"They are lies!" she echoed, dazed.

For just a moment he hesitated, perplexed, perhaps almost doubting. He stood before her with a face almost as white as her own.

"Will you swear before God, your Maker, that this is the truth, and nothing but the truth?"

She stood before him, with her eyes still fixed on his.

"I swear before God, my Maker, that this is the—No! No! I will not!" she cried hysterically. "I will not! It is all some trick, some cowardly trap! Who are you—who are you, to degrade me in this way? Who are you, that I must answer to you as to a judge? You are detaining me here; you are holding me a prisoner against my will!"

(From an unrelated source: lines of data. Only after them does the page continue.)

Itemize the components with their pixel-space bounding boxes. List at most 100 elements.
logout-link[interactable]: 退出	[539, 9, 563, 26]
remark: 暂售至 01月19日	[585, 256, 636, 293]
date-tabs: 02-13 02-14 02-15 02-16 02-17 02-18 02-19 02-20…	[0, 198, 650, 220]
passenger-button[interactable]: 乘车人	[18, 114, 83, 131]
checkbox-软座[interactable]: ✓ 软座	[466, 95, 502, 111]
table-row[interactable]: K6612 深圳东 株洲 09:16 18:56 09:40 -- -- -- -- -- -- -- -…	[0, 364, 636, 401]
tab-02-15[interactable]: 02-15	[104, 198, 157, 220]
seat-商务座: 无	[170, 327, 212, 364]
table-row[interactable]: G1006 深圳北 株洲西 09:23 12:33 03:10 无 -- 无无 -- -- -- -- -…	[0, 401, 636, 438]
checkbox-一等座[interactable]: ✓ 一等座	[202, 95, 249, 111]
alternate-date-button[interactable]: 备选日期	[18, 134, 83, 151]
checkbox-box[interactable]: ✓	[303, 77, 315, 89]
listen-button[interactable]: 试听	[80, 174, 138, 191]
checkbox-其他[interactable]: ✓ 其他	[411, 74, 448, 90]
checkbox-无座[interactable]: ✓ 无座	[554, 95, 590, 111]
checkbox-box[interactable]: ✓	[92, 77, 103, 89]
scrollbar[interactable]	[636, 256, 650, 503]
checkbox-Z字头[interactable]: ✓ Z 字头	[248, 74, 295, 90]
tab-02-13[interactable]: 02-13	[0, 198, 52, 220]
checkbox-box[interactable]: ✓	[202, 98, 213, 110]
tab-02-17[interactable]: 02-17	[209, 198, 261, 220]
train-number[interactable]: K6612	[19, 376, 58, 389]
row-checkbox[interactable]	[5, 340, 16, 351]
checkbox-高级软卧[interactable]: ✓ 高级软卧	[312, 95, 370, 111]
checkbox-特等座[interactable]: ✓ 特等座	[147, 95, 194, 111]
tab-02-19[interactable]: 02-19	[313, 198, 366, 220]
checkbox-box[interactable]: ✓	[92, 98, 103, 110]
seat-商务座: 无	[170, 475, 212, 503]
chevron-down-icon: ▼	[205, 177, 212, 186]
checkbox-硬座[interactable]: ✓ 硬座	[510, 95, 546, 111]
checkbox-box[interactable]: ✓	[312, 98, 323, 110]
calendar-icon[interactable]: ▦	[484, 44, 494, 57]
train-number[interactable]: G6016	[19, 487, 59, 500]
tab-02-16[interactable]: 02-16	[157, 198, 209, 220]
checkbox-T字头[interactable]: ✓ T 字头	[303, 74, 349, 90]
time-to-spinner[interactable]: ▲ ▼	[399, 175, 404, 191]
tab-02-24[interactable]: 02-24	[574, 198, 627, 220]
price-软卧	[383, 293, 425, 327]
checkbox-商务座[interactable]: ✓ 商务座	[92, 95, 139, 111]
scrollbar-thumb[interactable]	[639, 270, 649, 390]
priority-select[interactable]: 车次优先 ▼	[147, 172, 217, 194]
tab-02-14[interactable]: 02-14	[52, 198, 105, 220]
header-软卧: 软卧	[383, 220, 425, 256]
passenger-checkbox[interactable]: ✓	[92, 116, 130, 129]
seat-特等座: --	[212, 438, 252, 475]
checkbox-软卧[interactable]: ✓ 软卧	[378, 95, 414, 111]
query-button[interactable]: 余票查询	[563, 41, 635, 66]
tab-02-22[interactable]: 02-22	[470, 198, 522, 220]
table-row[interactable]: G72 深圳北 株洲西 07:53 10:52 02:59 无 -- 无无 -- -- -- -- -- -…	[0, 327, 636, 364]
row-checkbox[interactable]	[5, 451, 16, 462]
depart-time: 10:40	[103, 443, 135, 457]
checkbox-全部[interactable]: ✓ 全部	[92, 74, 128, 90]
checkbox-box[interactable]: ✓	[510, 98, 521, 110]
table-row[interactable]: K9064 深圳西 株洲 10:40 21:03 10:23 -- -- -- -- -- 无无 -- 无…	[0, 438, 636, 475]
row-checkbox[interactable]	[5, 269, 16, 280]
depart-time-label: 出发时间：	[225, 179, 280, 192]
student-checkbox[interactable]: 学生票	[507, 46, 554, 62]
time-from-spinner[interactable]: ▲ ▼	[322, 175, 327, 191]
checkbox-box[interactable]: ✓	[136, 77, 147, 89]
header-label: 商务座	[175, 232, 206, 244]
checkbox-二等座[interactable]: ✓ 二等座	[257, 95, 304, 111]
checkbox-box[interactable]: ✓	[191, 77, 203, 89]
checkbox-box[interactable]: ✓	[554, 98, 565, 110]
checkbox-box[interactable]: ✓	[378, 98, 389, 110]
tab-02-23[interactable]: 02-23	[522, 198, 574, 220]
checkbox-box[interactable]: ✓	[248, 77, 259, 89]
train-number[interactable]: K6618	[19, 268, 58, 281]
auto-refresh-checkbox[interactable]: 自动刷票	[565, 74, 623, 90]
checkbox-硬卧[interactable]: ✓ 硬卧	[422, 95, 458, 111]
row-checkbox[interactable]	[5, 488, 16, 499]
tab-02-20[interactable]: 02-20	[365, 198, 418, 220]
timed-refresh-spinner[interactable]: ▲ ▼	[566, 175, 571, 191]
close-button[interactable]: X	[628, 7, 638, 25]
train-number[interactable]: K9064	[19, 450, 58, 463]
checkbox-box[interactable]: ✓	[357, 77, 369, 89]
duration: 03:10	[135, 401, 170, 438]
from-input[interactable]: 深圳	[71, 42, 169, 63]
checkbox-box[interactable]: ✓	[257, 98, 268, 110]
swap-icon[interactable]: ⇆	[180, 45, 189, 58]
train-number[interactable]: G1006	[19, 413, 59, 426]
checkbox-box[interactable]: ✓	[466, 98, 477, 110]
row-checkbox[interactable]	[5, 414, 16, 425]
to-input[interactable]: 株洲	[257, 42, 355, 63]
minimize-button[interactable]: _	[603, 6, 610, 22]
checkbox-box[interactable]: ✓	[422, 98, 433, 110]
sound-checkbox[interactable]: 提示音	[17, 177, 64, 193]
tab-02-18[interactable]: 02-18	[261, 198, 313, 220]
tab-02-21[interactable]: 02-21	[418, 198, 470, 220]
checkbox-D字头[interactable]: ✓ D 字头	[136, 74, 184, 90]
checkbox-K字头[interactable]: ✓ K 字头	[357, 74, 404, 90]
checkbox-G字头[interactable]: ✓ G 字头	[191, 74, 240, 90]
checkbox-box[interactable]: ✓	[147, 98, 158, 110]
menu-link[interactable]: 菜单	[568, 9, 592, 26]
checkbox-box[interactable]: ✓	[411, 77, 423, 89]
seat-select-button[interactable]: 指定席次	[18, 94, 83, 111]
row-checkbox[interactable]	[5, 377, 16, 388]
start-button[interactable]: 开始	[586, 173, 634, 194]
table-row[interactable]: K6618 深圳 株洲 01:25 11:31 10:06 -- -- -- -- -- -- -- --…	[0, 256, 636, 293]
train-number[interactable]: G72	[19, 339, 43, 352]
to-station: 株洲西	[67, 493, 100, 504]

He held up his hand restrainingly.

"Yes, who are you?" she went on wildly, catching ludicrously at ineffectual trifles, as the drowning do. "Who, indeed, are you? You, with your pharasaical long face and your own underhand schemes? You, closeted alone with married women—with a woman who has made a fool of herself for you, who can't even hide her infatuation! Who are you, who have come into a home and stolen an honorable wife's love away from her husband—who are you to sit up and prate of honor and honesty?"

Again he threw up his hand, as though to ward back her termagancy, but she was not to be stopped.

"Yes, who are you to sit in judgment on me, a woman, alone in the world, a woman who has asked nothing of you! If you are so immaculate," she mocked, "if you are so above suspicion, denounce me as the thief you have said I am! Denounce me; but do not forget that you yourself will soon stand before the world in your true colors!"

He tried to silence her, but her passionate torrent was not to be stayed.